Posts: 51
swiftlinuxcreator
Joined: 15 Nov 2010
#1
I thought that version control is absolutely essential for software development. That's why I've implemented it in Swift Linux. So I was surprised to learn that antiX Linux isn't currently using it.

How can antiX Linux development proceed smoothly without version control? I'm trying to learn about the development process of various distros. Swift Linux is the first distro I've ever worked on. I'm pretty sure that well-established distros (antiX, MEPIS, Mint, etc.) have much better development processes than I have. I'm sure there are also some differences as well, but I'll figure out which distros to follow in those respects later.
anticapitalista
Posts: 5,955
Site Admin
Joined: 11 Sep 2007
#2
Simply because it wasn't needed. Up until antiX-M8.5, there were no 'antiX apps' as such, just some scripts. Everything was upstream either from Debian, MEPIS, sidux/aptosid or some deb files from other sources eg gogglesmm.
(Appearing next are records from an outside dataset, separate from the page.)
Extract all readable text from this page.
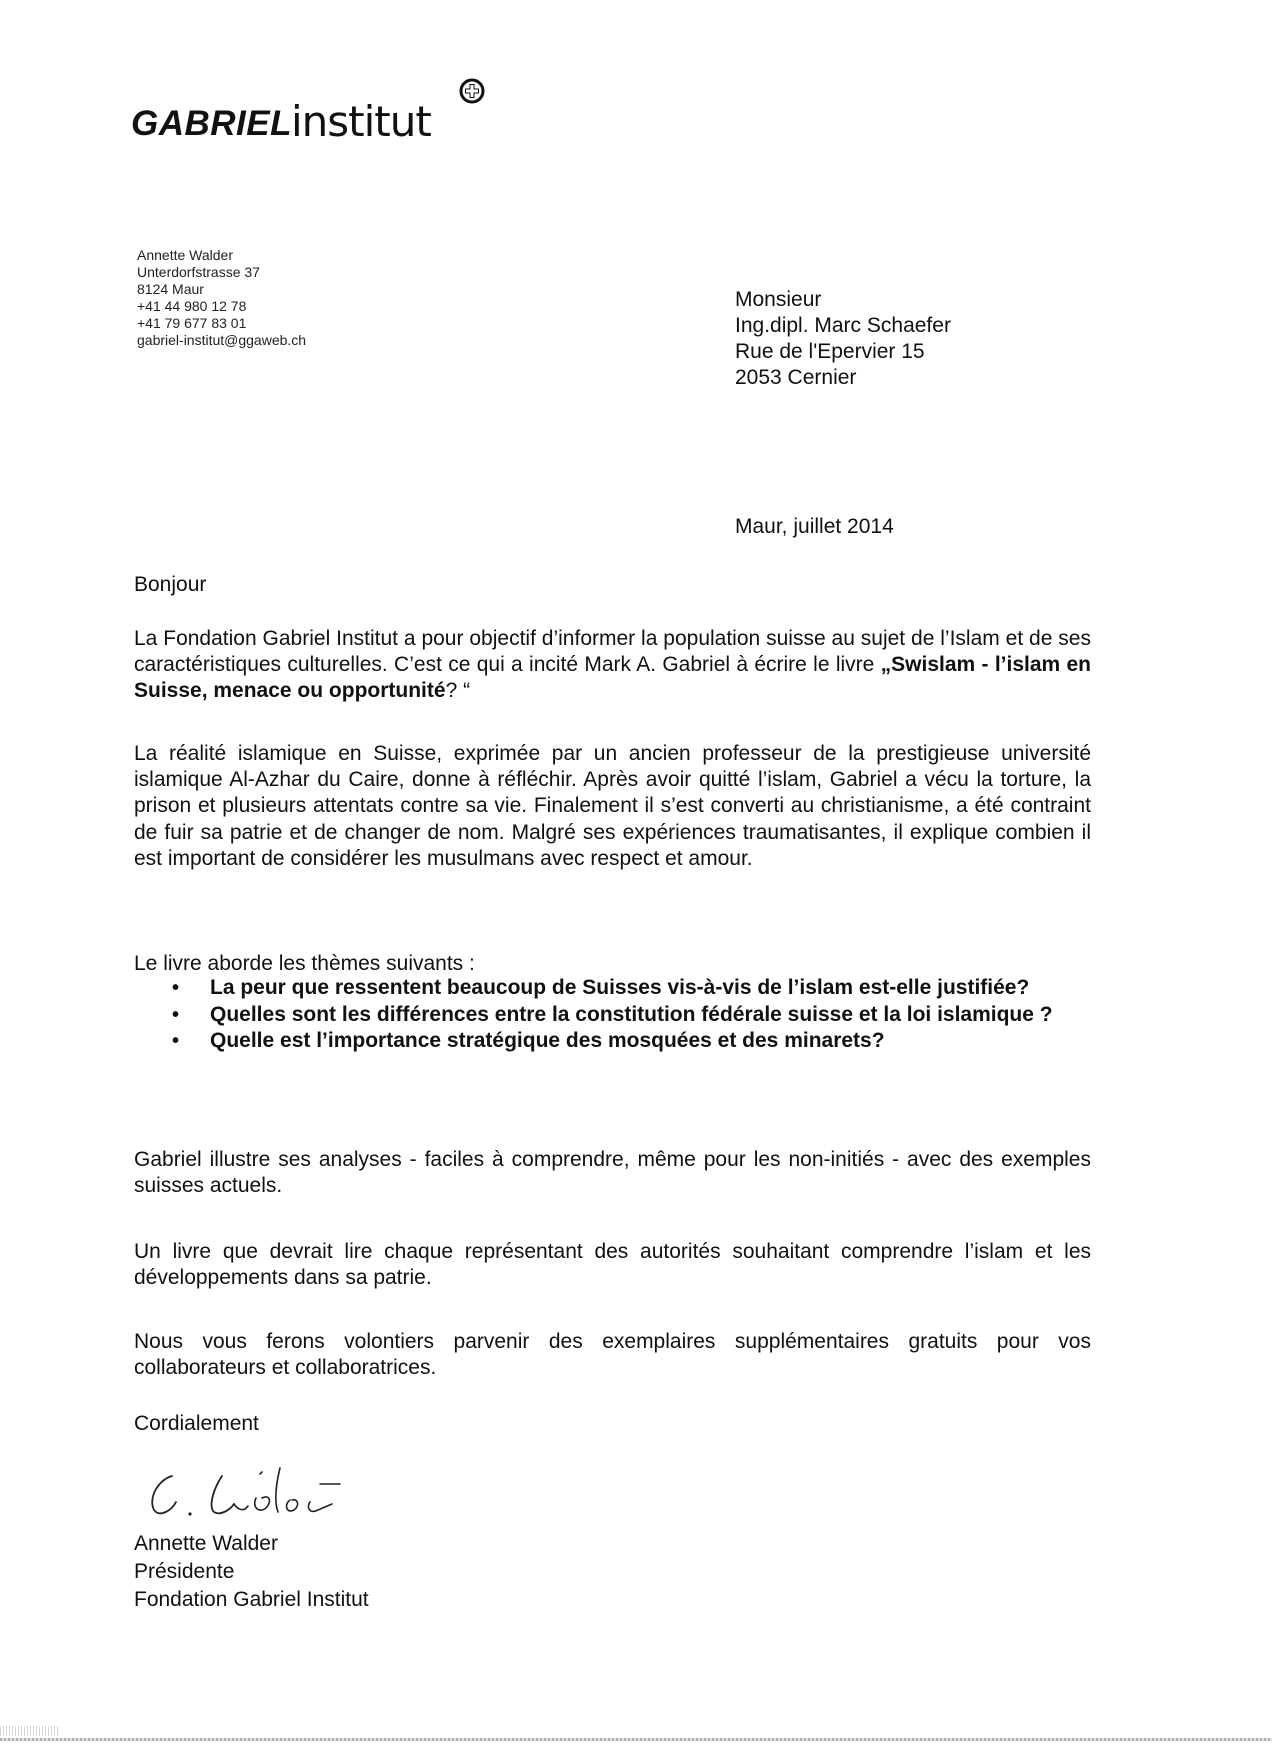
GABRIEL institut
Annette Walder
Unterdorfstrasse 37
8124 Maur
+41 44 980 12 78
+41 79 677 83 01
gabriel-institut@ggaweb.ch
Monsieur
Ing.dipl. Marc Schaefer
Rue de l'Epervier 15
2053 Cernier
Maur, juillet 2014
Bonjour
La Fondation Gabriel Institut a pour objectif d’informer la population suisse au sujet de l’Islam et de ses caractéristiques culturelles. C’est ce qui a incité Mark A. Gabriel à écrire le livre „Swislam - l’islam en Suisse, menace ou opportunité? “
La réalité islamique en Suisse, exprimée par un ancien professeur de la prestigieuse université islamique Al-Azhar du Caire, donne à réfléchir. Après avoir quitté l’islam, Gabriel a vécu la torture, la prison et plusieurs attentats contre sa vie. Finalement il s’est converti au christianisme, a été contraint de fuir sa patrie et de changer de nom. Malgré ses expériences traumatisantes, il explique combien il est important de considérer les musulmans avec respect et amour.
Le livre aborde les thèmes suivants :
• La peur que ressentent beaucoup de Suisses vis-à-vis de l’islam est-elle justifiée?
• Quelles sont les différences entre la constitution fédérale suisse et la loi islamique ?
• Quelle est l’importance stratégique des mosquées et des minarets?
Gabriel illustre ses analyses - faciles à comprendre, même pour les non-initiés - avec des exemples suisses actuels.
Un livre que devrait lire chaque représentant des autorités souhaitant comprendre l’islam et les développements dans sa patrie.
Nous vous ferons volontiers parvenir des exemplaires supplémentaires gratuits pour vos collaborateurs et collaboratrices.
Cordialement
Annette Walder
Présidente
Fondation Gabriel Institut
There is no 'official' development team for better or worse, though I do consider those who have contributed to antiX as part of the 'development team', just that it is done very informally and with no strings attached. Dave's scripts, lagopus's antix2usb script, Burt Holland's cli-installer script, BitJam's linuxrc script are all part of development and they have undergone a lot of changes. Just that this was done informally rather than through version control through git for example.

Now that antiX has more of its own apps, maybe we'll set up some version control. I had set up git, but never bothered with it. antiX is also on sourceforge, so maybe we can do it through there.